I am currently completing a first year Linear Algebra course via correspondence. I am busy with the chapter on Gaussian Elimination. My textbook had the following exercise:
For which values of a will the following system have no solutions? Exactly one solution? Infinitely many solutions?
$x + 2y – 3z = 4$
$3x – y + 5z = 2$
$4x + y + (a^2 – 14)z = (a + 2)$
I then create this augmented matrix:
$\begin{bmatrix}1 & 2 & -3 & 4 \\3 & -1 & 5 & 2\\4 & 1 & (a^2 – 14) & (a + 2)\end{bmatrix}$
And perform the following row operations:
$-3R_1 + R_2 \rightarrow R_2$
$-1/7R_2 \rightarrow R_2$
$-4R_1 + R_3 \rightarrow R_3$
$7R_2 + R_3 \rightarrow R_3$
to arrive at this matrix:
$\begin{bmatrix}1 & 2 & -3 & 4 \\0 & 1 & -2 & 10/7\\0 & 0 & (a^2 – 16) & (a – 4)\end{bmatrix}$
My understanding is that this is Gaussian elimination, and to do Gauss-Jordan elimination I need to do a backward phase to introduce zeros above all leading ones. However the solution in my textbook says:
The Gauss-Jordan process will reduce this system to the equations
$x + 2y – 3z = 4$
$y – 2z = 10/7$
$(a^2 – 16)z = a – 4$
I am not sure if this is a printing error or if I am misunderstanding something. The solution appears to be derived from the matrix I arrived at (i.e. not using Gauss-Jordan elimination).
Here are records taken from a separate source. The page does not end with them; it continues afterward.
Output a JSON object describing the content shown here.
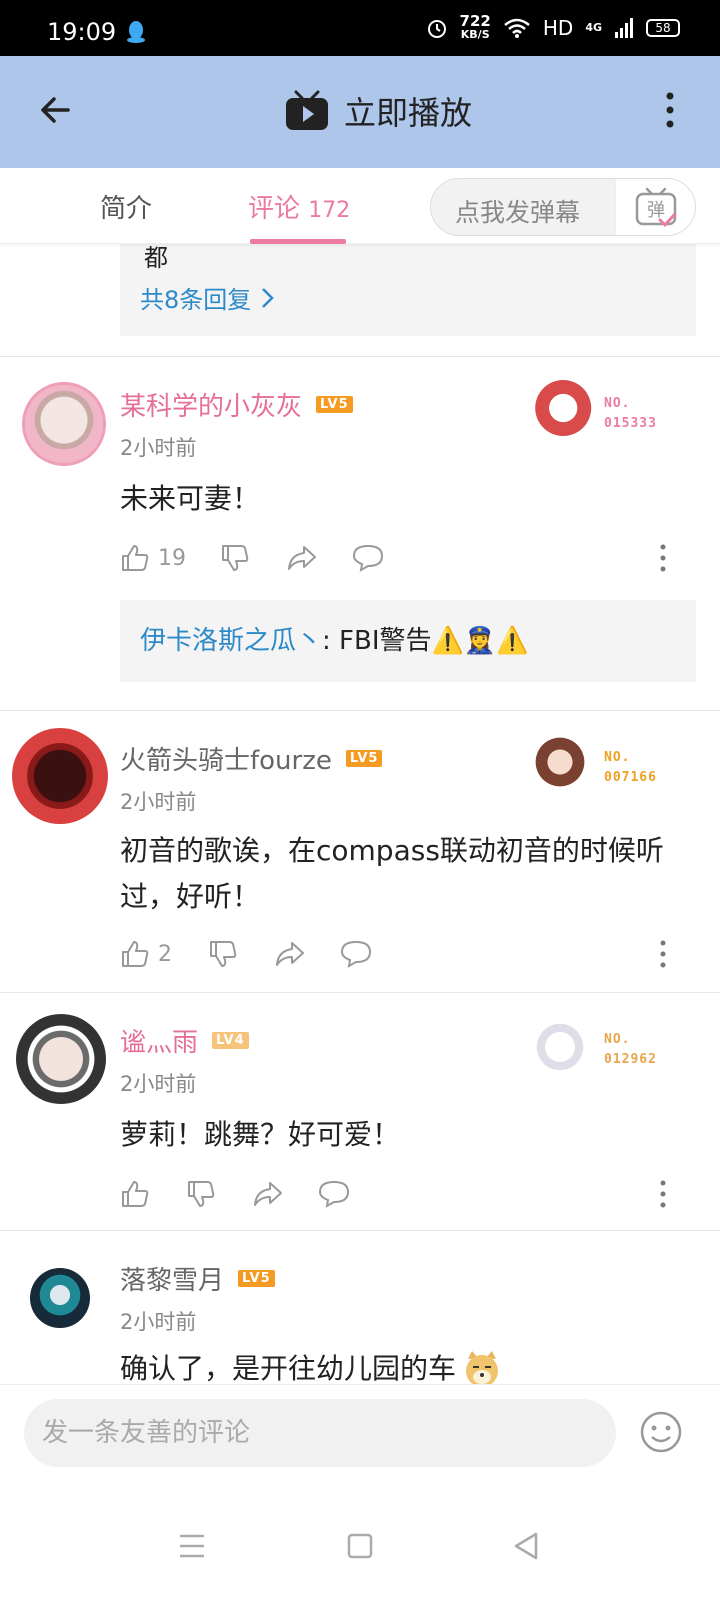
{
  "status_bar": {
    "time": "19:09",
    "net_speed_value": "722",
    "net_speed_unit": "KB/S",
    "hd": "HD",
    "network": "4G",
    "battery": "58"
  },
  "app_bar": {
    "title": "立即播放"
  },
  "tabs": {
    "intro": "简介",
    "comments": "评论",
    "comments_count": "172",
    "danmu_placeholder": "点我发弹幕",
    "danmu_icon_text": "弹"
  },
  "previous_reply": {
    "partial_text": "都",
    "more_replies": "共8条回复"
  },
  "comments": [
    {
      "username": "某科学的小灰灰",
      "level": "LV5",
      "time": "2小时前",
      "text": "未来可妻！",
      "likes": "19",
      "badge_label": "NO.",
      "badge_number": "015333",
      "reply_user": "伊卡洛斯之瓜丶",
      "reply_text": ": FBI警告⚠️👮‍♀️⚠️"
    },
    {
      "username": "火箭头骑士fourze",
      "level": "LV5",
      "time": "2小时前",
      "text": "初音的歌诶，在compass联动初音的时候听过，好听！",
      "likes": "2",
      "badge_label": "NO.",
      "badge_number": "007166"
    },
    {
      "username": "谧灬雨",
      "level": "LV4",
      "time": "2小时前",
      "text": "萝莉！跳舞？好可爱！",
      "likes": "",
      "badge_label": "NO.",
      "badge_number": "012962"
    },
    {
      "username": "落黎雪月",
      "level": "LV5",
      "time": "2小时前",
      "text": "确认了，是开往幼儿园的车"
    }
  ],
  "bottom": {
    "input_placeholder": "发一条友善的评论"
  },
  "colors": {
    "app_bar_bg": "#adc6ea",
    "accent_pink": "#ec7aa2",
    "link_blue": "#2d8ac9",
    "lv5_orange": "#f59a23",
    "lv4_orange": "#f7c27a"
  }
}
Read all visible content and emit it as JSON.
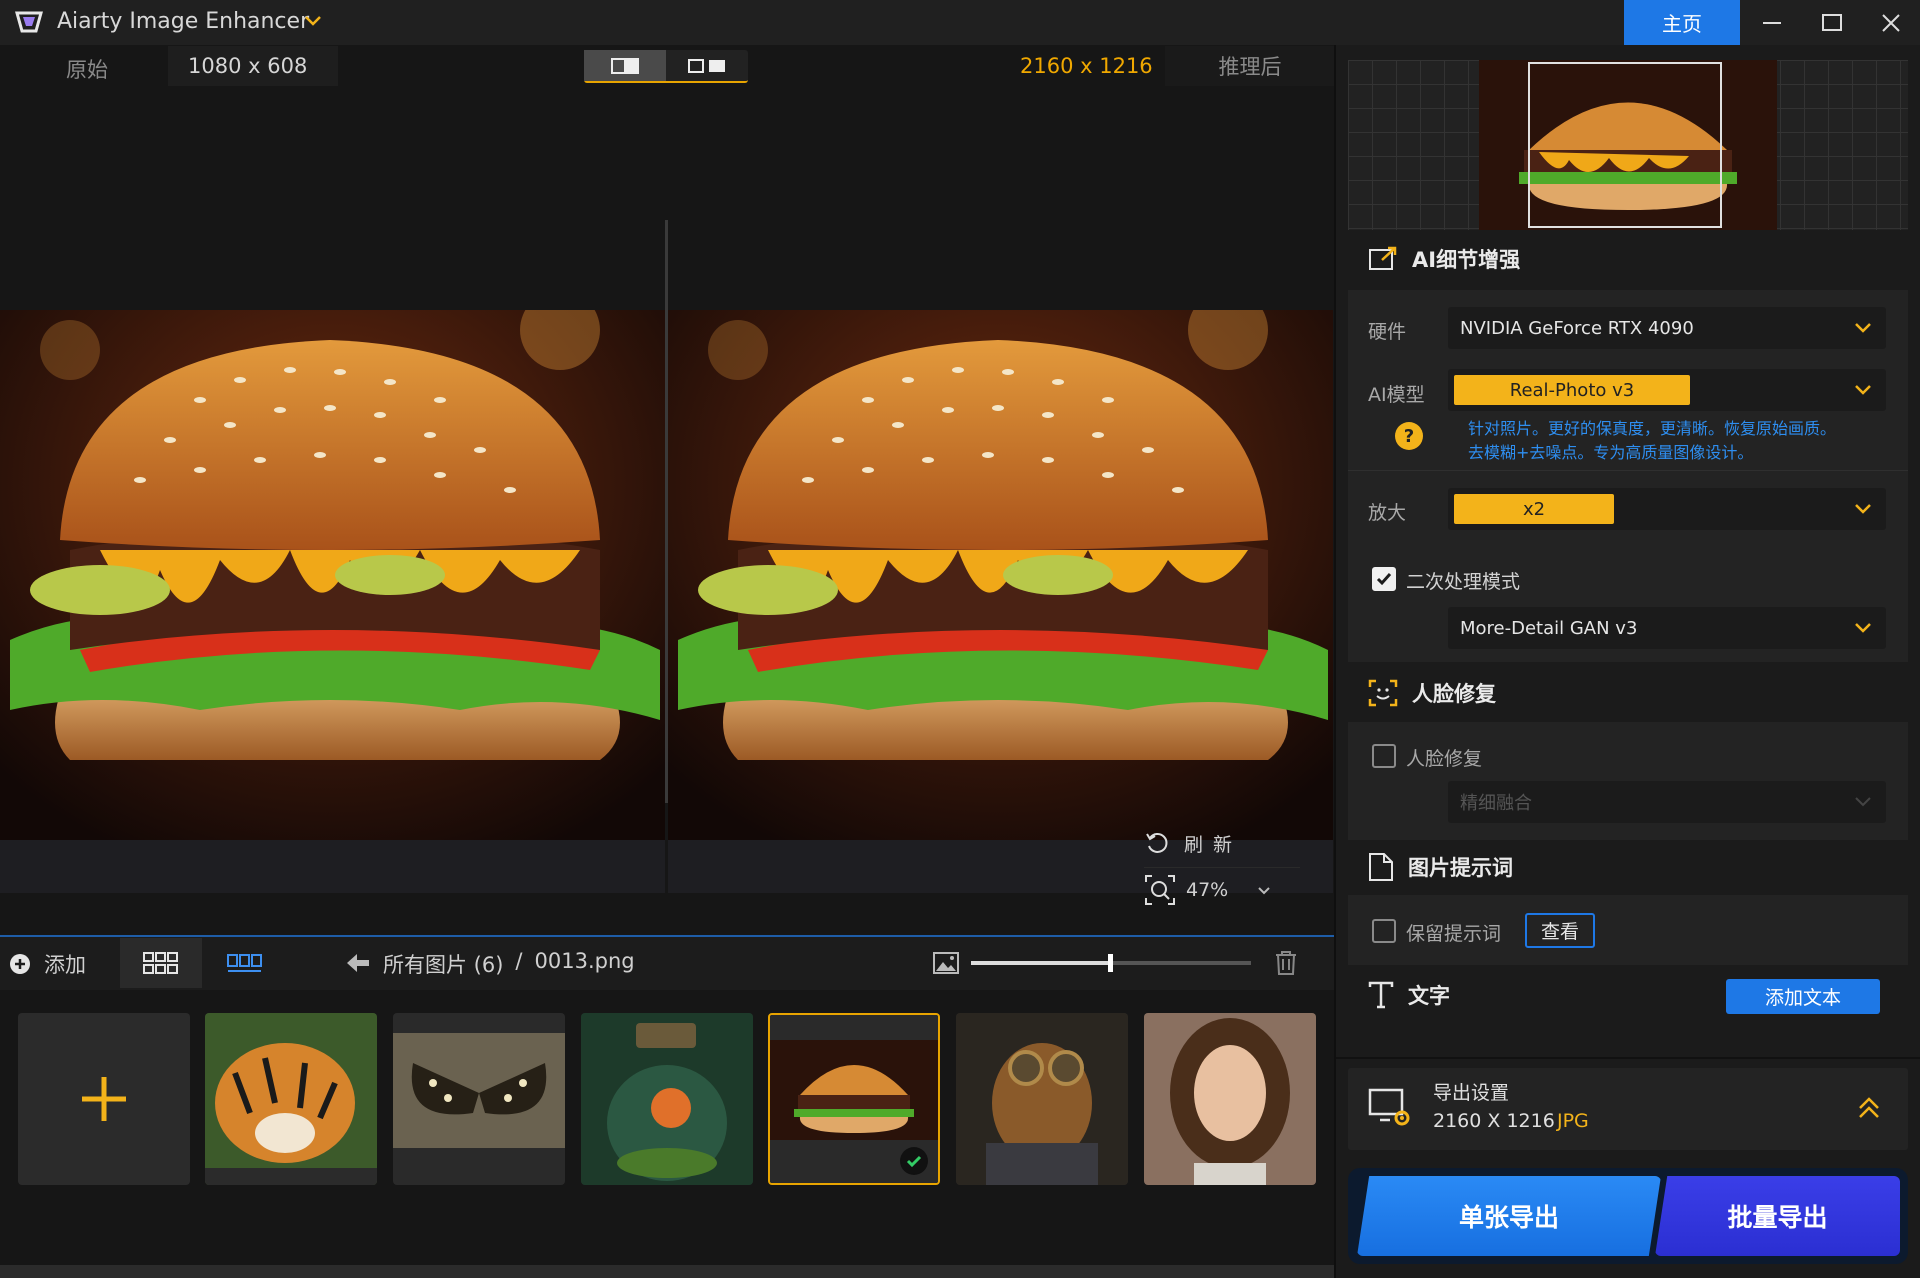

Any help would be much appreciated.
Thanks
Best Answer
You last matrix is the result of the gauss-Jordan algorithm.
It contain all coeffcient from the linear equationsystem Ax=b.
Since it is not clear if the entry in last row is zero you cannot divide it to get a leading 1.
But you are right. Normally there is a leading 1 in every row.